We are not going to add 30+ seconds (at a minimum!) to every boot to run --rebuilddb.
This request was evaluated by Red Hat Product Management for inclusion in the current release of Red Hat Enterprise Linux. Because the affected component is not scheduled to be updated in the current release, Red Hat is unfortunately unable to address this request at this time. Red Hat invites you to ask your support representative to propose this request, if appropriate and relevant, in the next release of Red Hat Enterprise Linux.

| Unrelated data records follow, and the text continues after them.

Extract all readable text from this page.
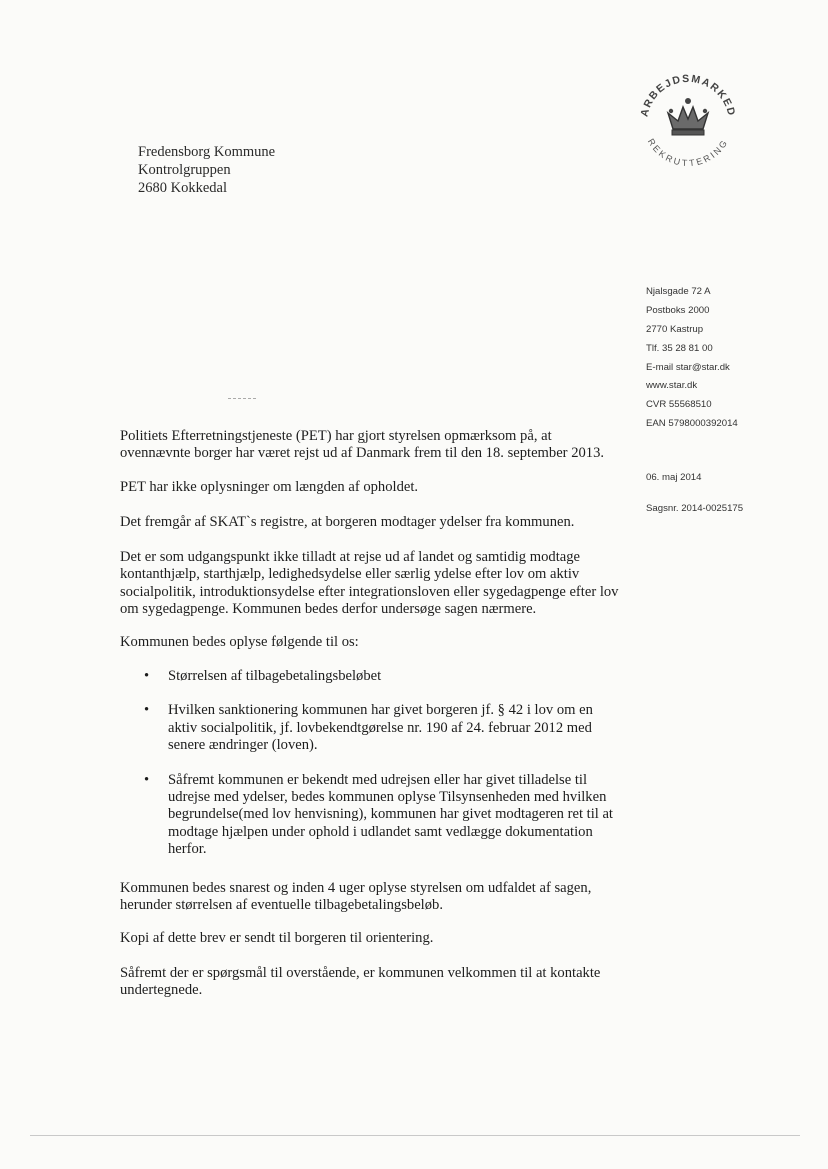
ARBEJDSMARKED
REKRUTTERING
Fredensborg Kommune
Kontrolgruppen
2680 Kokkedal
Njalsgade 72 A
Postboks 2000
2770 Kastrup
Tlf. 35 28 81 00
E-mail star@star.dk
www.star.dk
CVR 55568510
EAN 5798000392014
06. maj 2014
Sagsnr. 2014-0025175

Politiets Efterretningstjeneste (PET) har gjort styrelsen opmærksom på, at ovennævnte borger har været rejst ud af Danmark frem til den 18. september 2013.

PET har ikke oplysninger om længden af opholdet.

Det fremgår af SKAT`s registre, at borgeren modtager ydelser fra kommunen.

Det er som udgangspunkt ikke tilladt at rejse ud af landet og samtidig modtage kontanthjælp, starthjælp, ledighedsydelse eller særlig ydelse efter lov om aktiv socialpolitik, introduktionsydelse efter integrationsloven eller sygedagpenge efter lov om sygedagpenge. Kommunen bedes derfor undersøge sagen nærmere.

Kommunen bedes oplyse følgende til os:

• Størrelsen af tilbagebetalingsbeløbet
• Hvilken sanktionering kommunen har givet borgeren jf. § 42 i lov om en aktiv socialpolitik, jf. lovbekendtgørelse nr. 190 af 24. februar 2012 med senere ændringer (loven).
• Såfremt kommunen er bekendt med udrejsen eller har givet tilladelse til udrejse med ydelser, bedes kommunen oplyse Tilsynsenheden med hvilken begrundelse(med lov henvisning), kommunen har givet modtageren ret til at modtage hjælpen under ophold i udlandet samt vedlægge dokumentation herfor.

Kommunen bedes snarest og inden 4 uger oplyse styrelsen om udfaldet af sagen, herunder størrelsen af eventuelle tilbagebetalingsbeløb.

Kopi af dette brev er sendt til borgeren til orientering.

Såfremt der er spørgsmål til overstående, er kommunen velkommen til at kontakte undertegnede.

This request was evaluated by Red Hat Product Management for inclusion in a Red Hat Enterprise Linux release. Product Management has requested further review of this request by Red Hat Engineering, for potential inclusion in a Red Hat Enterprise Linux release for currently deployed products. This request is not yet committed for inclusion in a release.
Fixing this requires reimplementing the locking completely. This would be much too invasive for an RHEL5 update and this rather special use case does not justify the risk of other regressions. Closing. Sorry!